NEWJERSEYNEWSROOM.COM

You can kiss the summer of ‘09 good-bye at 5:18 p.m., Tuesday.

And yes, this summer was like a blind date on the boardwalk that didn't go well at all.

It was the fifth wettest New Jersey summer since 1895 and the wettest in 34 years.

And if you think it was a cool summer, you are correct. The June-August average temperature was 71.9 degrees.

But following a cooler than average first half of the summer, warmer than normal temperatures invaded New Jersey during the last week of July and lingered through most of August, during which the state temperature averaged 75.5 degrees, which is 2.7 degrees above normal. The comeback tied last month with August of 1988 as the sixth warmest August since records began in 1895.

These facts came from the man with all the answers when it comes to New Jersey weather, Piscataway-based Prof. David A. Robinson, chairman of the Department of Geography at Rutgers University and state climatologist.

Robinson also wants New Jerseyans to know that five of the ten warmest Augusts in the past 115 years have occurred during the last nine years. The hottest was in 200 5 when the average temperature was 77.4 degrees.

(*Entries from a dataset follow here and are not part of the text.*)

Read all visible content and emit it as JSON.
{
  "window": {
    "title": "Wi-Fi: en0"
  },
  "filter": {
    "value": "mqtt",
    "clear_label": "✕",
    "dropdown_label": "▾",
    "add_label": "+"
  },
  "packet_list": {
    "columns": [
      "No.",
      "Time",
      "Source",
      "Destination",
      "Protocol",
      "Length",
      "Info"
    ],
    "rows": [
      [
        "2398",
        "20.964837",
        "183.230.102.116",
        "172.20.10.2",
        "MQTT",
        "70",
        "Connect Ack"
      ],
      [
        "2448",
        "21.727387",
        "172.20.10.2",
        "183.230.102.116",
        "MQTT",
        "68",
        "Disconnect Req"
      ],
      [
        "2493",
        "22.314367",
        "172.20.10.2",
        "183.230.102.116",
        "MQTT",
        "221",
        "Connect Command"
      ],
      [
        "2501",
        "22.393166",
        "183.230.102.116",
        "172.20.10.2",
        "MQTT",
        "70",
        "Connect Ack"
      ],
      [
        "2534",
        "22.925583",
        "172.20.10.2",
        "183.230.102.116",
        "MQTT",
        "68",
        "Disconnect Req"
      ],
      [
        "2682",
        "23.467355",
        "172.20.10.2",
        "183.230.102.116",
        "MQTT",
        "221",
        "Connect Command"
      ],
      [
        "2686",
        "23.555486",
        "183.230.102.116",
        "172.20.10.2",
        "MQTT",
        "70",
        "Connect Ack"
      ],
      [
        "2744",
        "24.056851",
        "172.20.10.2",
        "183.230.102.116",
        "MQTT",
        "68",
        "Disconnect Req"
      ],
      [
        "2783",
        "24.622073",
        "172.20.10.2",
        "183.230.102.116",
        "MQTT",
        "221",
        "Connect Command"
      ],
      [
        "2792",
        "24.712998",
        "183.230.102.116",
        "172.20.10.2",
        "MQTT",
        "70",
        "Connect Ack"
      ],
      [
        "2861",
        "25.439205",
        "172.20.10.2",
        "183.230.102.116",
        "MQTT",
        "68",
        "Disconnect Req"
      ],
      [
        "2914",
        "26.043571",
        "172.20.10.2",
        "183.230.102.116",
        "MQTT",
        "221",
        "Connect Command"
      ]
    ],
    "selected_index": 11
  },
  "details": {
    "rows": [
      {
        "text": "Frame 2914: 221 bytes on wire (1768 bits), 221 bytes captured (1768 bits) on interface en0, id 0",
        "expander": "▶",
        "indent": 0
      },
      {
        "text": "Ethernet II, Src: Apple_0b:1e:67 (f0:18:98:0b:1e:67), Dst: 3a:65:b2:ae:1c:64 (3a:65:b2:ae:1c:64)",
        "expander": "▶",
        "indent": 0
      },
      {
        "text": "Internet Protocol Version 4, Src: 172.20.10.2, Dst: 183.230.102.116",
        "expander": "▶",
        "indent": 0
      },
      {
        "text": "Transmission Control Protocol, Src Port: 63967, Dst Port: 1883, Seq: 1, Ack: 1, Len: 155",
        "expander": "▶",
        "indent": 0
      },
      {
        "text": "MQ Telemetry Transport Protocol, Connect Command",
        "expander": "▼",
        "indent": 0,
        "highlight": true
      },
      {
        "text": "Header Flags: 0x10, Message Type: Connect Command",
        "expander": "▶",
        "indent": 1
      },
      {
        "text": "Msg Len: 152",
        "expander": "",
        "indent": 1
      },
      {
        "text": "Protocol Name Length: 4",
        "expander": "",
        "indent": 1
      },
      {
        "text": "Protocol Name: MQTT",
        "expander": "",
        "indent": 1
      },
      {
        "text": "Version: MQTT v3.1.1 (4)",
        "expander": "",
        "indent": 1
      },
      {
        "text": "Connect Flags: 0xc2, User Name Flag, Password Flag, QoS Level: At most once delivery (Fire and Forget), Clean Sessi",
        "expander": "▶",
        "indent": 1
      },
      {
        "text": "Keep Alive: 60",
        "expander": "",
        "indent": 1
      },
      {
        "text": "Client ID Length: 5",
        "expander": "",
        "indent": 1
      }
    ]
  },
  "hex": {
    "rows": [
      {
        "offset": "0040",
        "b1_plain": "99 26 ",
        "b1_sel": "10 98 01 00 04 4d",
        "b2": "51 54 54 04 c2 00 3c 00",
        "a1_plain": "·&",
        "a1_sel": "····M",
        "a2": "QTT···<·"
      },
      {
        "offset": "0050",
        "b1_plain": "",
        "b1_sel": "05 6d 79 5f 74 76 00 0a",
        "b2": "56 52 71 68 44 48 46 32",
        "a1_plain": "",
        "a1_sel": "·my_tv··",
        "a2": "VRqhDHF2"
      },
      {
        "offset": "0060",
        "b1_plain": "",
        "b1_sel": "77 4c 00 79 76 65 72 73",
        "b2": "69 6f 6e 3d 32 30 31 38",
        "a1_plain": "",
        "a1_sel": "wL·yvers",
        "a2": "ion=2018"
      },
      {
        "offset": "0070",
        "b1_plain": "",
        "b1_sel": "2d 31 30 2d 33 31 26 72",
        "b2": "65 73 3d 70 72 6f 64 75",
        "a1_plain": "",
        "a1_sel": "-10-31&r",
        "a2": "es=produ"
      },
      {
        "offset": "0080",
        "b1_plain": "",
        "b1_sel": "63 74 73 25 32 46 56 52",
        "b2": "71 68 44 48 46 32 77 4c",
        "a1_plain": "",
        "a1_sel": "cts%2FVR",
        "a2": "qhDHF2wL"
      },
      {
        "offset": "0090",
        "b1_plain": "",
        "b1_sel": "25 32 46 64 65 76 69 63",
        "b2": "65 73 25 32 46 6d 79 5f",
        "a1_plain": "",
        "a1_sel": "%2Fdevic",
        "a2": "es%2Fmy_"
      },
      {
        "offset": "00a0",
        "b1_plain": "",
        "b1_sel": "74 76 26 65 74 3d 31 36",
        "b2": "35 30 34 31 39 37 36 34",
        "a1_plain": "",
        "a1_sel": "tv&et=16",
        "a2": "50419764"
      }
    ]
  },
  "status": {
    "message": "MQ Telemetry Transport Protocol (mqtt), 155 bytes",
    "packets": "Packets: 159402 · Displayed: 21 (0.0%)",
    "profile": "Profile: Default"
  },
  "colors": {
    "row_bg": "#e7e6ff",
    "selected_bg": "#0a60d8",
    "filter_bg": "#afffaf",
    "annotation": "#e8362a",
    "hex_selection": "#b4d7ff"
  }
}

"In some defense of the vast majority of people who believe the summer was cooler than normal – including 68 of the 70 students in my Geography of New Jersey class – the average maximum temperature in June was more anomalously cool than the minimum, while August's minimum was more anomalously warm than the maximum, ‘' Robinson said. "Thus the coolness of June manifested itself more when you were a awake, while the warmth of August was more apparent at night.''

Robinson points out that the summer featured only one heat wave – seven days in August – where the maximum temperature equaled or exceeded 90 degrees for at least three consecutive days. There was another four-day heat wave in late April.

A total of 19.18 inches of rain fell between June 1 and Aug. 31, that's 6.34 inches above average. The wettest place in the state this summer was Mercer County where over 26 inches of rain was recorded in Lawrence and over 25 inches in Washington Township. Califon in Hunterdon County finished a wet third with over 24 inches of rain, and Glen Rock in Bergen County was fourth with over 23 inches.

The lowest rainfall was recorded at under 16 inches in Eatontown in Monmouth County, Middle Township in Cape May, and Bridgeton in Cumberland County.

The ray of sunshine amid the rainfall is that the state Department of Environmental Protection reports that for the first time since May 2007, water levels are above normal in each of the state's six drought tracking regions.

"It certainly was a very green summer across the Garden State,'' Robinson said.